In unserem Dorf gab es einen Umzug der Soldaten, die in den Krieg zogen. Sonst gab es nur im Karneval einen Umzug, aber die Menschen waren an diesem Tag genauso fröhlich und ausgelassen wie in der närrischen Zeit. Am Bahnhof standen hunderte von uniformierten Männern mit riesigen Rucksäcken und einem Gürtel, an dem allerlei geheimnisvolle kleine Taschen waren. Ihre Stahlhelme baumelten an der Seite der Rucksäcke.
In dieser Zeit fühlten sich die Menschen wie Verbündete. Unsere Nachbarn im Dorf, selbst Fremde im Supermarkt waren uns jetzt viel näher. Es wurde in den Medien und in den Alltagsgesprächen viel von Zusammenhalt und Solidarität geredet. Man war erleichtert, wenn man einem anderen Menschen ein klein wenig helfen konnte, denn damit durfte man seinen Gemeinschaftssinn und seinen Willen zum Sieg auch im Kleinen zeigen.
Nur die Ausländer wurden misstrauisch betrachtet. In unserem Dorf gab es Türken, Italiener und Polen. Konnte man ihnen trauen? Ihre Länder waren zwar keine Kriegsparteien, aber es konnten doch Spione sein. Sie unterhielten sich in fremden Sprachen und gehörten nicht zu uns. In der Schule wurden sie zu Außenseitern, mit denen niemand mehr spielte. Wir deutschen Kinder wollten unter uns sein. Wir sprachen auf dem Schulhof über nichts anderes mehr als über den Krieg.
Wir hörten Geschichten von der Front, die im Dorf schnell die Runde machten. Obwohl es eigentlich verboten war, schickten viele Soldaten Mails und Fotos an ihre Angehörigen, von denen natürlich etliche im Internet landeten. Ich las die täglichen Berichte über den Kriegsverlauf. Es war spannender als die Fußballbundesliga. Hatten wir ein Gefecht gewonnen oder verloren? Hatten wir ein Stück Territorium erobert oder mussten wir es räumen? Wie viele Tote hatte der Gegner, wie viele Tote hatten wir? Das war der aktuelle Tabellenstand des Krieges.
Im Fernsehen und im Internet sah ich mir viele Beiträge über die Kampfhandlungen an.
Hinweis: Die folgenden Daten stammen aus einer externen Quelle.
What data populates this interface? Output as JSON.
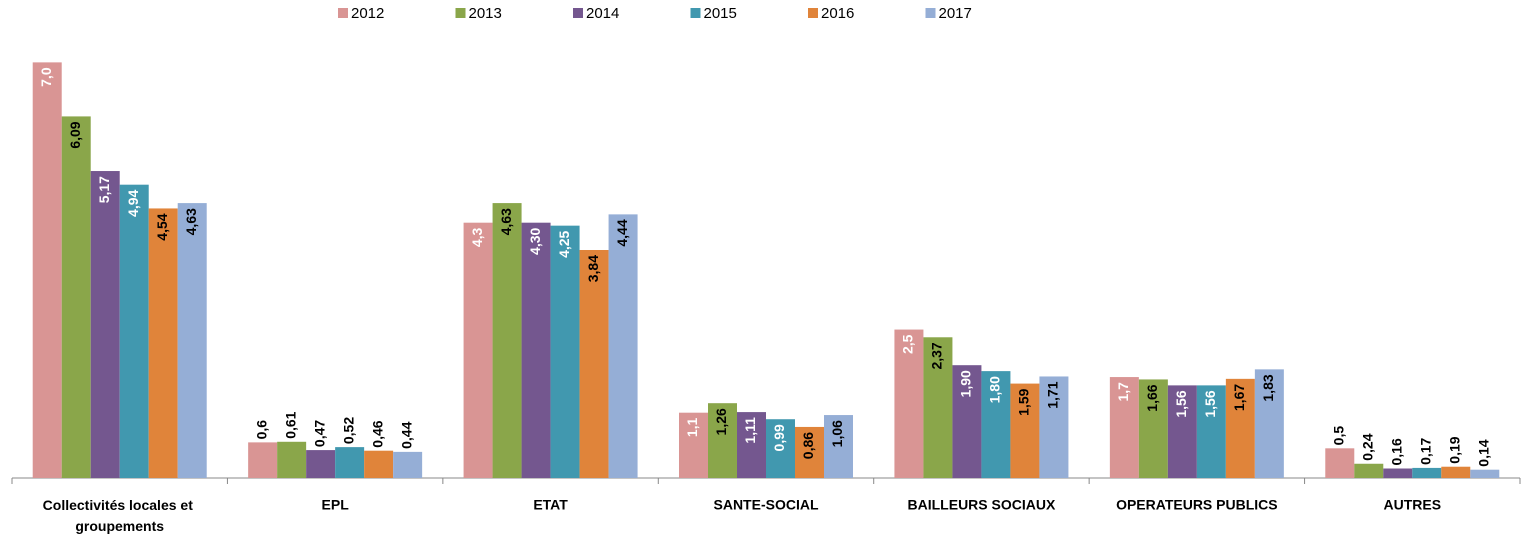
{
  "chart_data": {
    "type": "bar",
    "categories": [
      "Collectivités locales et groupements",
      "EPL",
      "ETAT",
      "SANTE-SOCIAL",
      "BAILLEURS SOCIAUX",
      "OPERATEURS PUBLICS",
      "AUTRES"
    ],
    "ylim": [
      0,
      8
    ],
    "legend": "top",
    "series": [
      {
        "name": "2012",
        "color": "#d99594",
        "label_color": "#ffffff",
        "values": [
          7.0,
          0.6,
          4.3,
          1.1,
          2.5,
          1.7,
          0.5
        ],
        "value_labels": [
          "7,0",
          "0,6",
          "4,3",
          "1,1",
          "2,5",
          "1,7",
          "0,5"
        ]
      },
      {
        "name": "2013",
        "color": "#8aa64a",
        "label_color": "#000000",
        "values": [
          6.09,
          0.61,
          4.63,
          1.26,
          2.37,
          1.66,
          0.24
        ],
        "value_labels": [
          "6,09",
          "0,61",
          "4,63",
          "1,26",
          "2,37",
          "1,66",
          "0,24"
        ]
      },
      {
        "name": "2014",
        "color": "#74578f",
        "label_color": "#ffffff",
        "values": [
          5.17,
          0.47,
          4.3,
          1.11,
          1.9,
          1.56,
          0.16
        ],
        "value_labels": [
          "5,17",
          "0,47",
          "4,30",
          "1,11",
          "1,90",
          "1,56",
          "0,16"
        ]
      },
      {
        "name": "2015",
        "color": "#4198af",
        "label_color": "#ffffff",
        "values": [
          4.94,
          0.52,
          4.25,
          0.99,
          1.8,
          1.56,
          0.17
        ],
        "value_labels": [
          "4,94",
          "0,52",
          "4,25",
          "0,99",
          "1,80",
          "1,56",
          "0,17"
        ]
      },
      {
        "name": "2016",
        "color": "#e0843a",
        "label_color": "#000000",
        "values": [
          4.54,
          0.46,
          3.84,
          0.86,
          1.59,
          1.67,
          0.19
        ],
        "value_labels": [
          "4,54",
          "0,46",
          "3,84",
          "0,86",
          "1,59",
          "1,67",
          "0,19"
        ]
      },
      {
        "name": "2017",
        "color": "#95aed6",
        "label_color": "#000000",
        "values": [
          4.63,
          0.44,
          4.44,
          1.06,
          1.71,
          1.83,
          0.14
        ],
        "value_labels": [
          "4,63",
          "0,44",
          "4,44",
          "1,06",
          "1,71",
          "1,83",
          "0,14"
        ]
      }
    ]
  }
}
Ich muss sagen: unsere Bomber und Panzer waren einfach schön. Sie sahen gut aus und das Mündungsfeuer der Artillerie jagte mir wohlige Schauer über den Rücken. Auch die Luftaufnahmen von Explosionen oder die Bilder einer Drohne kurz vor ihrem Einschlag waren beeindruckend. Unsere Soldaten sahen cool aus, wie Filmstars. Während die Gefangenen des Feindes aussahen wie Verbrecher.
Irgendwann erreichten die Todesmeldungen auch unser Dorf. Der Nachbar mit der schönen Uniform war tot. Seine Frau weinte, als sie es meiner Mutter erzählte. Seine beiden Töchter gingen zunächst gar nicht zur Schule, dann nur schweigend und mit hängenden Köpfen. Ich fragte meinen Vater, ob er auch in den Krieg ziehen müsste. Ich war unsicher geworden. Nein, sagte er, aufgrund seiner Tätigkeit als Leiter der Buchhaltung in einem kriegswichtigen Betrieb müsse er nicht mit seiner Einberufung rechnen. Wieder neue Worte: „kriegswichtig“, „Einberufung“.
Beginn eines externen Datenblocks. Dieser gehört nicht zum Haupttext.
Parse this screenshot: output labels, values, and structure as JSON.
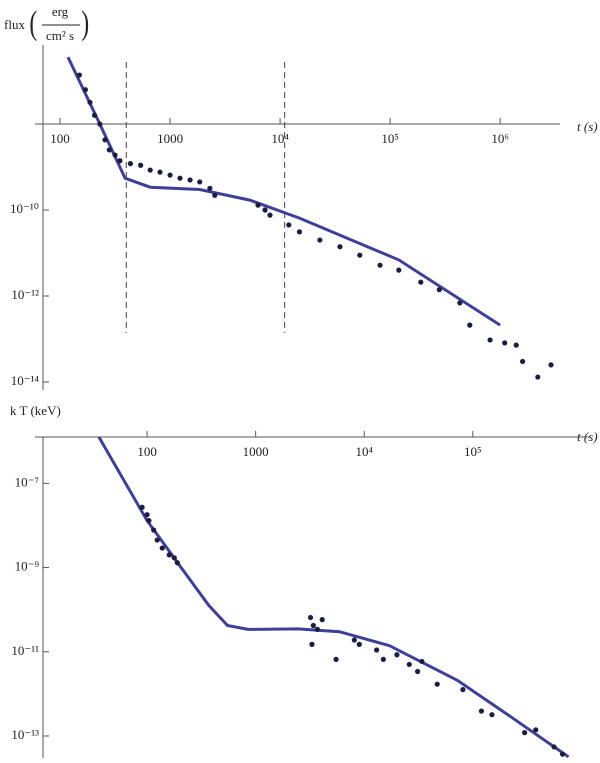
{
  "chart_data": [
    {
      "type": "scatter",
      "x_label": "t (s)",
      "y_label": {
        "prefix": "flux",
        "numerator": "erg",
        "denominator": "cm² s"
      },
      "log_x": true,
      "log_y": true,
      "xlim": [
        70,
        3500000
      ],
      "ylim": [
        6.5e-15,
        6.9e-07
      ],
      "axis_cross": 1e-08,
      "xticks": [
        100,
        1000,
        {
          "value": 10000,
          "label": "10⁴"
        },
        {
          "value": 100000,
          "label": "10⁵"
        },
        {
          "value": 1000000,
          "label": "10⁶"
        }
      ],
      "yticks": [
        {
          "value": 1e-10,
          "label": "10⁻¹⁰"
        },
        {
          "value": 1e-12,
          "label": "10⁻¹²"
        },
        {
          "value": 1e-14,
          "label": "10⁻¹⁴"
        }
      ],
      "vlines": [
        400,
        11000
      ],
      "points": {
        "color": "#1c1c40",
        "x": [
          150,
          170,
          187,
          206,
          230,
          256,
          280,
          316,
          350,
          436,
          540,
          660,
          810,
          1000,
          1230,
          1520,
          1860,
          2300,
          2550,
          6300,
          7300,
          8100,
          12000,
          15000,
          23000,
          35000,
          53000,
          81000,
          120000,
          190000,
          280000,
          430000,
          530000,
          810000,
          1100000,
          1400000,
          1600000,
          2200000,
          2900000
        ],
        "y": [
          1.38e-07,
          6.3e-08,
          3.2e-08,
          1.6e-08,
          1e-08,
          4.3e-09,
          2.5e-09,
          1.9e-09,
          1.4e-09,
          1.2e-09,
          1.1e-09,
          8.5e-10,
          7.6e-10,
          6.5e-10,
          5.5e-10,
          5e-10,
          4.5e-10,
          3.2e-10,
          2.2e-10,
          1.3e-10,
          1e-10,
          7.6e-11,
          4.5e-11,
          3.1e-11,
          2e-11,
          1.4e-11,
          8.9e-12,
          5.2e-12,
          4e-12,
          2.1e-12,
          1.4e-12,
          6.9e-13,
          2.1e-13,
          9.5e-14,
          8.1e-14,
          7.2e-14,
          3e-14,
          1.3e-14,
          2.5e-14
        ]
      },
      "model": {
        "color": "#3f3f9a",
        "x": [
          118,
          230,
          390,
          660,
          1860,
          5300,
          15000,
          120000,
          1000000
        ],
        "y": [
          3.6e-07,
          1e-08,
          5.5e-10,
          3.4e-10,
          3e-10,
          1.7e-10,
          6.5e-11,
          6.9e-12,
          2.1e-13
        ]
      }
    },
    {
      "type": "scatter",
      "x_label": "t (s)",
      "y_label": {
        "prefix": "k T (keV)"
      },
      "log_x": true,
      "log_y": true,
      "xlim": [
        11,
        1200000
      ],
      "ylim": [
        3e-14,
        1.26e-06
      ],
      "axis_cross": 1.26e-06,
      "xticks": [
        100,
        1000,
        {
          "value": 10000,
          "label": "10⁴"
        },
        {
          "value": 100000,
          "label": "10⁵"
        }
      ],
      "yticks": [
        {
          "value": 1e-07,
          "label": "10⁻⁷"
        },
        {
          "value": 1e-09,
          "label": "10⁻⁹"
        },
        {
          "value": 1e-11,
          "label": "10⁻¹¹"
        },
        {
          "value": 1e-13,
          "label": "10⁻¹³"
        }
      ],
      "points": {
        "color": "#1c1c40",
        "x": [
          90,
          100,
          104,
          115,
          124,
          138,
          160,
          178,
          190,
          3200,
          3400,
          3700,
          4100,
          3300,
          5500,
          8100,
          9000,
          13000,
          15000,
          20000,
          26000,
          31000,
          34000,
          47000,
          81000,
          120000,
          150000,
          300000,
          380000,
          560000,
          670000
        ],
        "y": [
          2.7e-08,
          1.8e-08,
          1.3e-08,
          7.8e-09,
          4.5e-09,
          2.9e-09,
          2e-09,
          1.7e-09,
          1.3e-09,
          6.5e-11,
          4.2e-11,
          3.4e-11,
          5.8e-11,
          1.5e-11,
          6.6e-12,
          1.9e-11,
          1.5e-11,
          1.1e-11,
          6.6e-12,
          8.5e-12,
          5e-12,
          3.4e-12,
          5.9e-12,
          1.7e-12,
          1.26e-12,
          3.9e-13,
          3.2e-13,
          1.2e-13,
          1.4e-13,
          5.5e-14,
          3.7e-14
        ]
      },
      "model": {
        "color": "#3f3f9a",
        "x": [
          36,
          100,
          200,
          370,
          550,
          850,
          2450,
          5900,
          17000,
          72000,
          210000,
          760000
        ],
        "y": [
          1.26e-06,
          1.3e-08,
          1.1e-09,
          1.26e-10,
          4.2e-11,
          3.4e-11,
          3.5e-11,
          3e-11,
          1.4e-11,
          2.1e-12,
          3.2e-13,
          3.2e-14
        ]
      }
    }
  ]
}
Es waren die Politiker, die entschieden, was kriegswichtig war und wer als nächstes einberufen werden sollte. Man sah sie jetzt häufiger im Fernsehen, wo sie lange Reden hielten. „Schicksal“, „Nation“, „historische Entscheidungsschlacht“ oder die „Zukunft unserer Kinder“ waren Begriffe, die sehr häufig in ihren Reden vorkamen. Viele Flaggen und klatschende Menschen waren zu sehen, die Inszenierung war beeindruckend. Ob meine Eltern abends vor Ergriffenheit oder Angst weinten, weiß ich nicht mehr. Aber eines Tages hatten wir den Krieg verloren.